Dışişleri Bütçesi'nde yer değiştirmeler için 18 milyon dolar ayrıldığina ilişkin haberimiz konusunda Dışişleri Sözcüsü Hüseyin Diri"z arayarak bilgi verdi:
- Bakanlık bütçesi yapılırken dolar 680 000 TL'sıydı. Dövizdeki sıçrama dış harcama bütçesinde doğal olarak küçülme yarattı. Söz konusu 18 milyon dolar, bakanlık dış teşkilatının yılın sonunu getirebilmesi için harcanacaktır.
Merak edenler için belirteyim... Yer değiştirmek için bir diplomata yapılan ödeme, ortalama 2500 - 3000 doları geçmemektedir.

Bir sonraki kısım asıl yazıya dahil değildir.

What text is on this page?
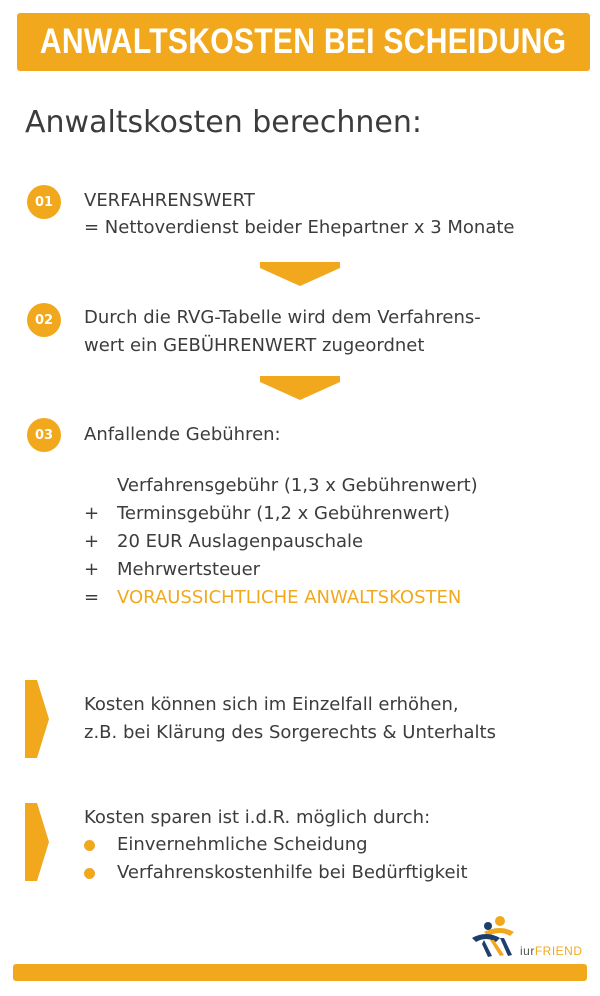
ANWALTSKOSTEN BEI SCHEIDUNG
Anwaltskosten berechnen:
01	VERFAHRENSWERT
= Nettoverdienst beider Ehepartner x 3 Monate
02	Durch die RVG-Tabelle wird dem Verfahrens-
wert ein GEBÜHRENWERT zugeordnet
03	Anfallende Gebühren:
Verfahrensgebühr (1,3 x Gebührenwert)
+ Terminsgebühr (1,2 x Gebührenwert)
+ 20 EUR Auslagenpauschale
+ Mehrwertsteuer
= VORAUSSICHTLICHE ANWALTSKOSTEN
Kosten können sich im Einzelfall erhöhen,
z.B. bei Klärung des Sorgerechts & Unterhalts
Kosten sparen ist i.d.R. möglich durch:
Einvernehmliche Scheidung
Verfahrenskostenhilfe bei Bedürftigkeit
iurFRIEND
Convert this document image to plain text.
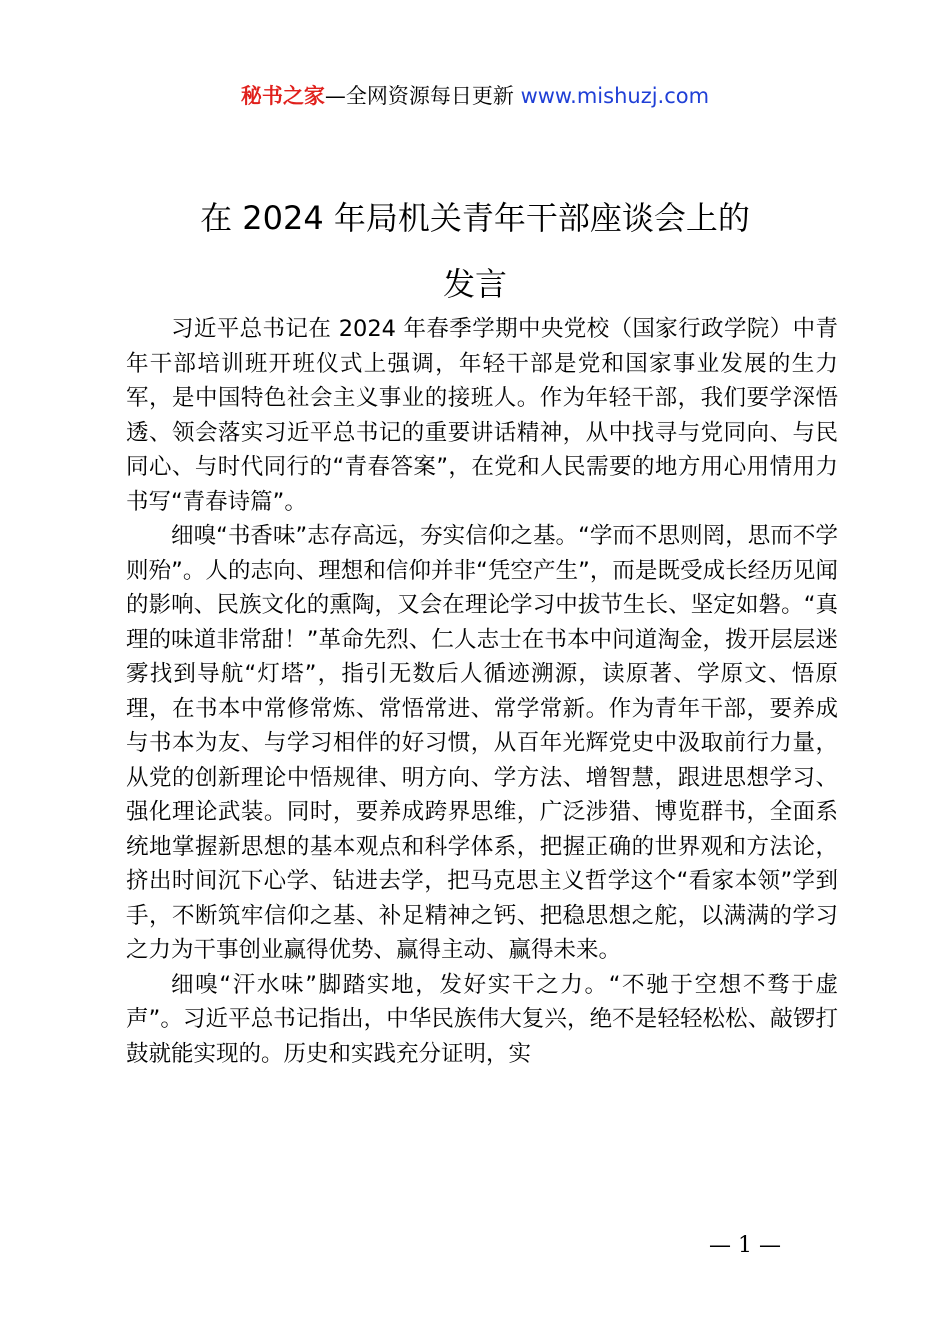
秘书之家—全网资源每日更新 www.mishuzj.com
在 2024 年局机关青年干部座谈会上的
发言

习近平总书记在 2024 年春季学期中央党校（国家行政学院）中青年干部培训班开班仪式上强调，年轻干部是党和国家事业发展的生力军，是中国特色社会主义事业的接班人。作为年轻干部，我们要学深悟透、领会落实习近平总书记的重要讲话精神，从中找寻与党同向、与民同心、与时代同行的“青春答案”，在党和人民需要的地方用心用情用力书写“青春诗篇”。

细嗅“书香味”志存高远，夯实信仰之基。“学而不思则罔，思而不学则殆”。人的志向、理想和信仰并非“凭空产生”，而是既受成长经历见闻的影响、民族文化的熏陶，又会在理论学习中拔节生长、坚定如磐。“真理的味道非常甜！”革命先烈、仁人志士在书本中问道淘金，拨开层层迷雾找到导航“灯塔”，指引无数后人循迹溯源，读原著、学原文、悟原理，在书本中常修常炼、常悟常进、常学常新。作为青年干部，要养成与书本为友、与学习相伴的好习惯，从百年光辉党史中汲取前行力量，从党的创新理论中悟规律、明方向、学方法、增智慧，跟进思想学习、强化理论武装。同时，要养成跨界思维，广泛涉猎、博览群书，全面系统地掌握新思想的基本观点和科学体系，把握正确的世界观和方法论，挤出时间沉下心学、钻进去学，把马克思主义哲学这个“看家本领”学到手，不断筑牢信仰之基、补足精神之钙、把稳思想之舵，以满满的学习之力为干事创业赢得优势、赢得主动、赢得未来。

细嗅“汗水味”脚踏实地，发好实干之力。“不驰于空想不骛于虚声”。习近平总书记指出，中华民族伟大复兴，绝不是轻轻松松、敲锣打鼓就能实现的。历史和实践充分证明，实

— 1 —
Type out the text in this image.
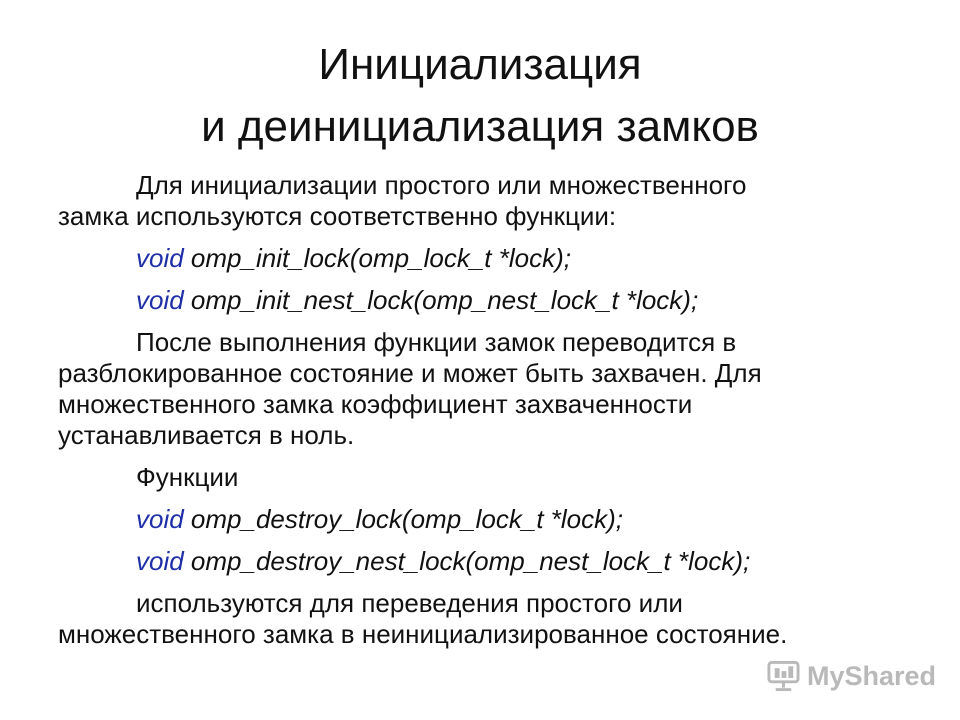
Инициализация
и деинициализация замков
Для инициализации простого или множественного
замка используются соответственно функции:
void omp_init_lock(omp_lock_t *lock);
void omp_init_nest_lock(omp_nest_lock_t *lock);
После выполнения функции замок переводится в
разблокированное состояние и может быть захвачен. Для
множественного замка коэффициент захваченности
устанавливается в ноль.
Функции
void omp_destroy_lock(omp_lock_t *lock);
void omp_destroy_nest_lock(omp_nest_lock_t *lock);
используются для переведения простого или
множественного замка в неинициализированное состояние.
MyShared
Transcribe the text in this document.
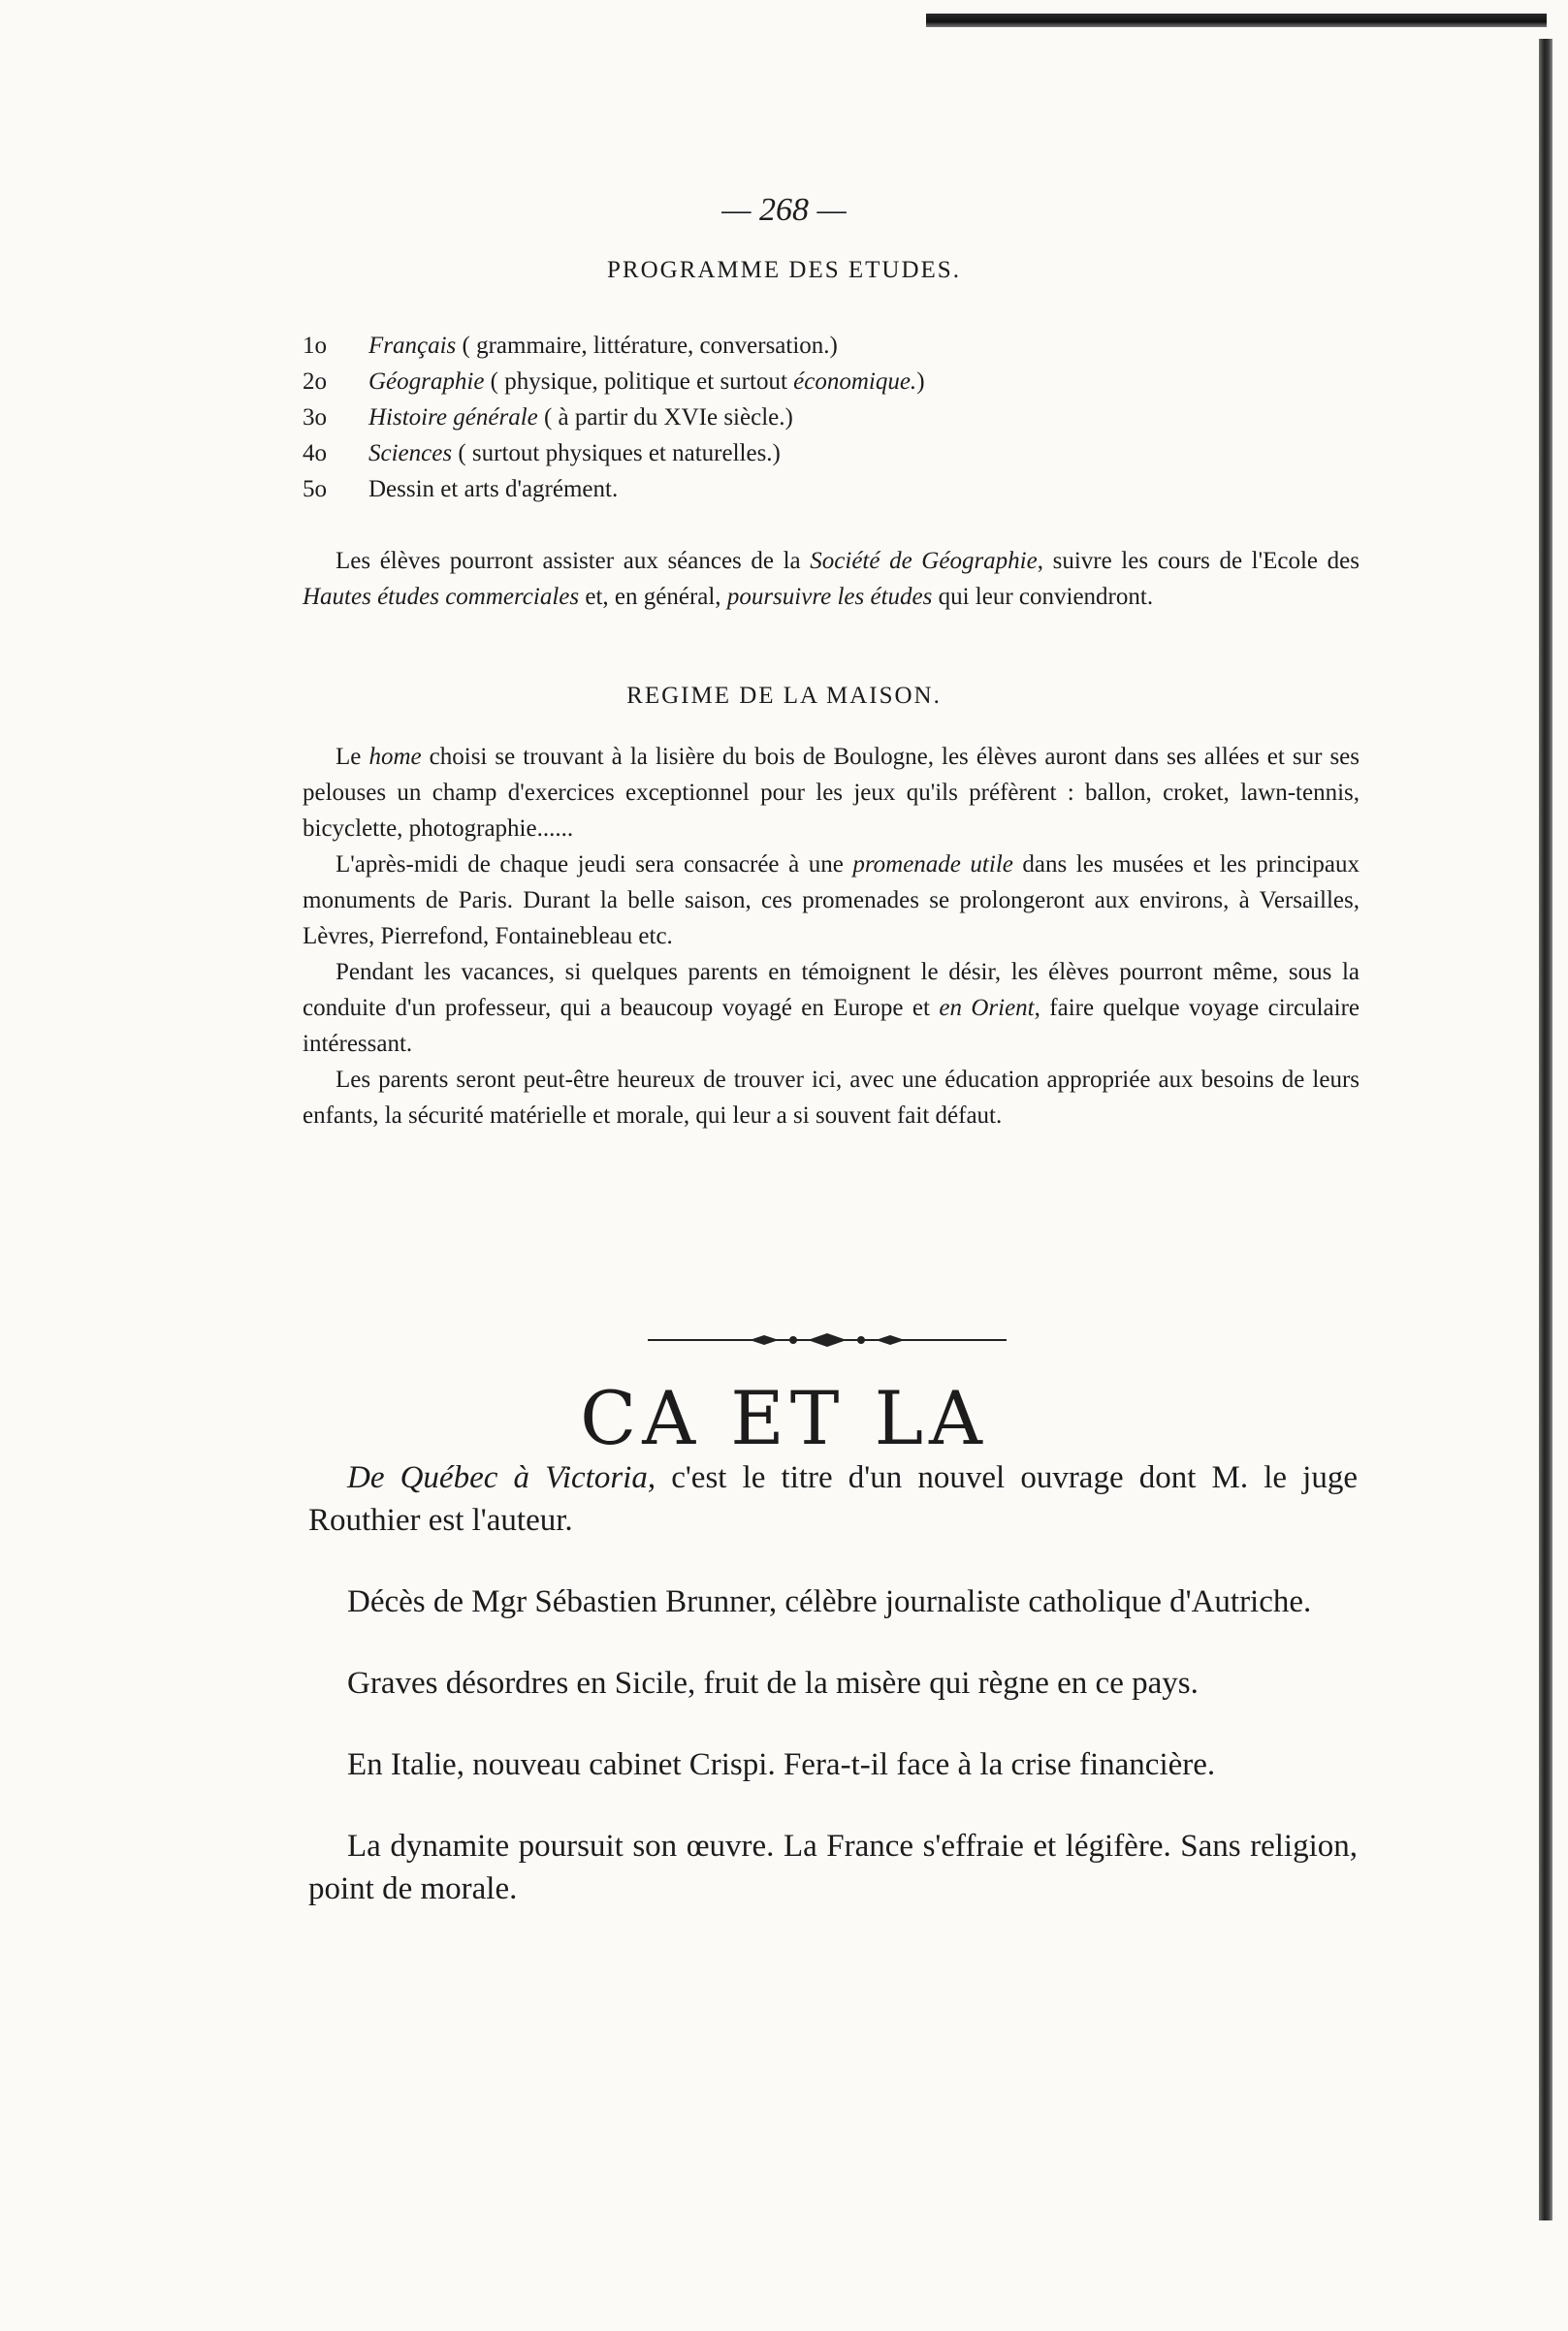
— 268 —
PROGRAMME DES ETUDES.
1o Français ( grammaire, littérature, conversation.)
2o Géographie ( physique, politique et surtout économique.)
3o Histoire générale ( à partir du XVIe siècle.)
4o Sciences ( surtout physiques et naturelles.)
5o Dessin et arts d'agrément.

Les élèves pourront assister aux séances de la Société de Géographie, suivre les cours de l'Ecole des Hautes études commerciales et, en général, poursuivre les études qui leur conviendront.

REGIME DE LA MAISON.

Le home choisi se trouvant à la lisière du bois de Boulogne, les élèves auront dans ses allées et sur ses pelouses un champ d'exercices exceptionnel pour les jeux qu'ils préfèrent : ballon, croket, lawn-tennis, bicyclette, photographie......

L'après-midi de chaque jeudi sera consacrée à une promenade utile dans les musées et les principaux monuments de Paris. Durant la belle saison, ces promenades se prolongeront aux environs, à Versailles, Lèvres, Pierrefond, Fontainebleau etc.

Pendant les vacances, si quelques parents en témoignent le désir, les élèves pourront même, sous la conduite d'un professeur, qui a beaucoup voyagé en Europe et en Orient, faire quelque voyage circulaire intéressant.

Les parents seront peut-être heureux de trouver ici, avec une éducation appropriée aux besoins de leurs enfants, la sécurité matérielle et morale, qui leur a si souvent fait défaut.

CA ET LA

De Québec à Victoria, c'est le titre d'un nouvel ouvrage dont M. le juge Routhier est l'auteur.

Décès de Mgr Sébastien Brunner, célèbre journaliste catholique d'Autriche.

Graves désordres en Sicile, fruit de la misère qui règne en ce pays.

En Italie, nouveau cabinet Crispi. Fera-t-il face à la crise financière.

La dynamite poursuit son œuvre. La France s'effraie et légifère. Sans religion, point de morale.
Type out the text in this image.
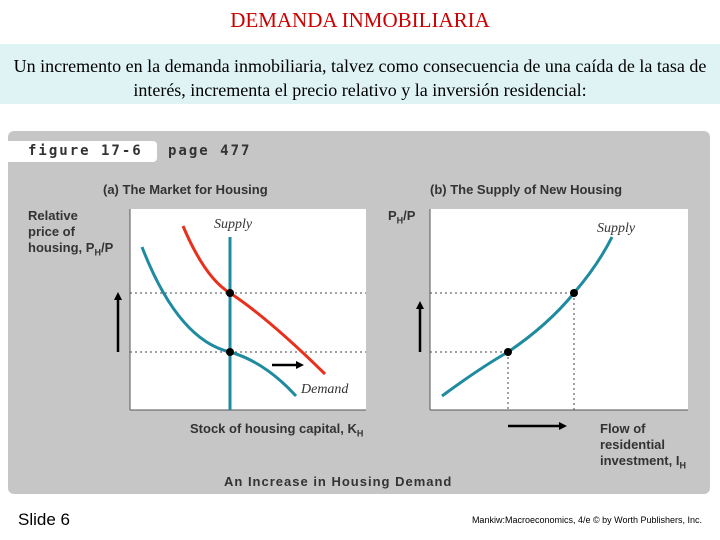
DEMANDA INMOBILIARIA
Un incremento en la demanda inmobiliaria, talvez como consecuencia de una caída de la tasa de interés, incrementa el precio relativo y la inversión residencial:
figure 17-6 page 477
(a) The Market for Housing	(b) The Supply of New Housing
Relative
price of
housing, $P_H/P$
Stock of housing capital, $K_H$
$P_H/P$
Flow of
residential
investment, $I_H$
Supply
Demand
Supply
An Increase in Housing Demand
Slide 6	Mankiw:Macroeconomics, 4/e © by Worth Publishers, Inc.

*"Hareket etmeyen, zincirlerinin farkına varamaz."
Anonim
Mesut Yılmaz' ın son Almanya gezisini izleyen Kanal - D muhabiri Kerem Kırçuval, Berlin Eyalet Parlamentosu'nun Türk kökenli üç milletvekiline soruyor:
- Siz de devamsızlık olur mu? Olursa, devamsızlık yapan milletvekillerine ne gibi yaptırım uygulanır?
Milletvekilleri soruyu şöyle yanıtlıyorlar:
- Bizde devamsızlık pek olmaz. Çünkü devamsızlık yapan milletvekili katılmadığı her oylama için 100 Mark ceza yer.
Aynı ceza bizde de uygulansaydı köşeyi dönmüştük herhalde...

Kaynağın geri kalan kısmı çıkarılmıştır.